Thaddeus E. Kelly, MD, PhD
Professor of Pediatrics
University of Virginia School of Medicine
Charlottesville, VA
 

letter

In the December 2002 edition of Growth, Genetics & Hormones (Vol. 18. No. 4 ), two articles (Imaizumi K, et al. Am J Med Gent 2002;107:58-60; Kurotaki N, et al.  Nat Gen 2002;30:365-366) were abstracted under the title A Gene as a Major Cause of Sotos Syndrome Has Been Identified.  The authors are reported to state that the identification of a deletion or mutation of this mutated gene on chromosome 5 will sometimes help in the diagnosis of Sotos syndrome, etc.  Both Dr. Judy Hall and Dr. William Horton gave cogent editorial comments.

However more recent evidence indicates that additional knowledge gained by Kurotaki and others should be considered by clinicians and investigators attempting to use identification of a deletion or mutation of this mutated gene (NSD1) to help in the diagnosis of Sotos syndrome.  Specifically, at the ASHG meeting in October 2002, Kurotaki et al from Japan reported finding point mutations and deletions of the NSD1 gene in a large series of patients and Clech et al from Paris reported their findings in 39 patients. Only 14 were felt to have typical Sotos syndrome; four had a NSD1 deletion of paternal origin. It had previously been suggested that based on similarity of the phenotypes, Sotos and Weaver syndromes might be allelic disorders. Rahman et al from the UK reported that >40% of patients with typical Sotos syndrome had intragenic mutations in NSD1 and 3 of 7 patients with Weaver syndrome had intragenic NSD1 mutations. In each of these series, patients with a combination of overgrowth and mental retardation, but without typical features of either Sotos or Weaver syndrome, were not found to have deletions or intragenic mutations of NSD1.

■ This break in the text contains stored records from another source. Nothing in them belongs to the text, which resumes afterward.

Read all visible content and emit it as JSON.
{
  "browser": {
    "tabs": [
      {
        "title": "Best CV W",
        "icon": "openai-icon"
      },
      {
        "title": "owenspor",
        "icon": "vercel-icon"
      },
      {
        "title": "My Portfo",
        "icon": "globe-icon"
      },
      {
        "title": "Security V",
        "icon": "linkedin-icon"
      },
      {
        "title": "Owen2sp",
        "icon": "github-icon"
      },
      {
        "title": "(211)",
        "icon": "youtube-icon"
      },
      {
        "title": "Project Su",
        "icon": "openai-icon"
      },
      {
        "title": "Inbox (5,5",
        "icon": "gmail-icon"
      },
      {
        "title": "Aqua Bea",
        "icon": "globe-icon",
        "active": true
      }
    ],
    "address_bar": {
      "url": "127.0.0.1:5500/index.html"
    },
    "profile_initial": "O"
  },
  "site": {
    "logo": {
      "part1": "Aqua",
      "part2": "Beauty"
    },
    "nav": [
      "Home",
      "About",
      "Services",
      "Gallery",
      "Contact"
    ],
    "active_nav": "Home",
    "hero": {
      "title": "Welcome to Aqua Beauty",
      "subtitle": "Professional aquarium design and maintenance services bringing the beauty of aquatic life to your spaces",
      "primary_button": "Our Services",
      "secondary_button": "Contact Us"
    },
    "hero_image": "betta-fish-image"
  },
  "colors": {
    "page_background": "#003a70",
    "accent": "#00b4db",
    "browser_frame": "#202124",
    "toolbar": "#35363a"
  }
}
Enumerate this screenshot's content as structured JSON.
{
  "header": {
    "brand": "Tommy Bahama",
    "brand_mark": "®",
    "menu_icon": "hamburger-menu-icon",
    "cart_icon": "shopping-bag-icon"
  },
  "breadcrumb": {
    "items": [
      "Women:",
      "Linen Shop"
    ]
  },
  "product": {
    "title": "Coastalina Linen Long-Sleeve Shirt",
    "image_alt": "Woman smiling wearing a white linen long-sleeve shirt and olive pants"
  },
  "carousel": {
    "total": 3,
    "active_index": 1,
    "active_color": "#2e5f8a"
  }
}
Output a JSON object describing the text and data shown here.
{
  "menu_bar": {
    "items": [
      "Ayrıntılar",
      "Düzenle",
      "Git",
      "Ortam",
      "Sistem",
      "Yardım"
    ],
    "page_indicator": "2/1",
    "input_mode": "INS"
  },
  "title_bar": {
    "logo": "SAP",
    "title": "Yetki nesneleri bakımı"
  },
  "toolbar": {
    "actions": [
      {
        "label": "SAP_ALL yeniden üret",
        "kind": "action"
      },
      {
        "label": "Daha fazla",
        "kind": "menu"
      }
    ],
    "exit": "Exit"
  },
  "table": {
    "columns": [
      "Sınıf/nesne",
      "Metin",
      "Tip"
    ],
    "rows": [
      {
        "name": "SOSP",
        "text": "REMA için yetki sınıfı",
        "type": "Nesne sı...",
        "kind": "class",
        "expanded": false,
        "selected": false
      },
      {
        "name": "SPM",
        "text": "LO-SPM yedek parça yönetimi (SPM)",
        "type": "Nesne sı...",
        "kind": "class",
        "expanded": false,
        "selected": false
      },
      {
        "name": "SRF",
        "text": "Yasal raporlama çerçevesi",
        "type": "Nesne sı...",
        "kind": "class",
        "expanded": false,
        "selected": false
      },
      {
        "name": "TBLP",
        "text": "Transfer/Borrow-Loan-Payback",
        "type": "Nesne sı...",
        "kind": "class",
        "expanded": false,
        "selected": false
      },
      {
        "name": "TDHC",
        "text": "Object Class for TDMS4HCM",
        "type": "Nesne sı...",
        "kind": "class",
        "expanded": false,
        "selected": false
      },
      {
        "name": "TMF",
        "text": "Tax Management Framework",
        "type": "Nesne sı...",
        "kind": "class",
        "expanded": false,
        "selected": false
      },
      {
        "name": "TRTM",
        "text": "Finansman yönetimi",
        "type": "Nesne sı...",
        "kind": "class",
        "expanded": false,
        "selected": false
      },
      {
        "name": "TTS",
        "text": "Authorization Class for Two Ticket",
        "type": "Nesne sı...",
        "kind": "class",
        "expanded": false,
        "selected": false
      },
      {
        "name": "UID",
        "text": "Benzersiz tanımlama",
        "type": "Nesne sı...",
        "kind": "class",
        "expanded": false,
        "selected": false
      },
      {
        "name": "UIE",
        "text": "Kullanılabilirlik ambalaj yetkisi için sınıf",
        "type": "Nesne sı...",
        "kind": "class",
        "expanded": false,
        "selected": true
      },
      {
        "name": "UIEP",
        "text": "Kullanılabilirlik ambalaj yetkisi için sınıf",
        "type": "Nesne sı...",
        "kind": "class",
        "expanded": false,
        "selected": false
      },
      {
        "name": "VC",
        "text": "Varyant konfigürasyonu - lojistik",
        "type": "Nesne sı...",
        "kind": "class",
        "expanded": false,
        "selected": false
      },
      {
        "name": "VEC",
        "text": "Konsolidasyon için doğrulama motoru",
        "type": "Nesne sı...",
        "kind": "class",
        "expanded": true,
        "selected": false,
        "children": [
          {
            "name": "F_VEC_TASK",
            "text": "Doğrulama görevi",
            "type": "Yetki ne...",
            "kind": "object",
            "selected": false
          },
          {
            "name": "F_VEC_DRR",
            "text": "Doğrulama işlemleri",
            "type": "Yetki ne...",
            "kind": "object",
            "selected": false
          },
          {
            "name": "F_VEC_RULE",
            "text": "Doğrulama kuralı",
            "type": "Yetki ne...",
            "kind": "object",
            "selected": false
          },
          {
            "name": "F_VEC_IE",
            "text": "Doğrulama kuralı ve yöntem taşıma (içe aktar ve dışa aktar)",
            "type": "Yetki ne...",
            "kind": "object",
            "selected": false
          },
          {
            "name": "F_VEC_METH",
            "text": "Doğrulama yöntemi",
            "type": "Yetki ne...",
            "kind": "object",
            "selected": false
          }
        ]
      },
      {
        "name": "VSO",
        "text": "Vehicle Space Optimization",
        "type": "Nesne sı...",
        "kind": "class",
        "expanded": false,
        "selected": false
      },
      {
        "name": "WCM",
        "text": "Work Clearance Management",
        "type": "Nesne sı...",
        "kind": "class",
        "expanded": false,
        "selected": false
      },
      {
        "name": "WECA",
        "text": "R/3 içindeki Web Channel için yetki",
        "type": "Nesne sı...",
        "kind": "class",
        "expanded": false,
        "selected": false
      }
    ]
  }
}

These reports collectively demonstrate that the majority of patients with typical Sotos and Weaver syndrome have intragenic mutations or deletions of NSD1, and thus, represent allelic disorders. However, the combination of overgrowth and mental retardation represents a heterogeneous phenotype in which only a portion is accounted for by abnormalities of NSD1.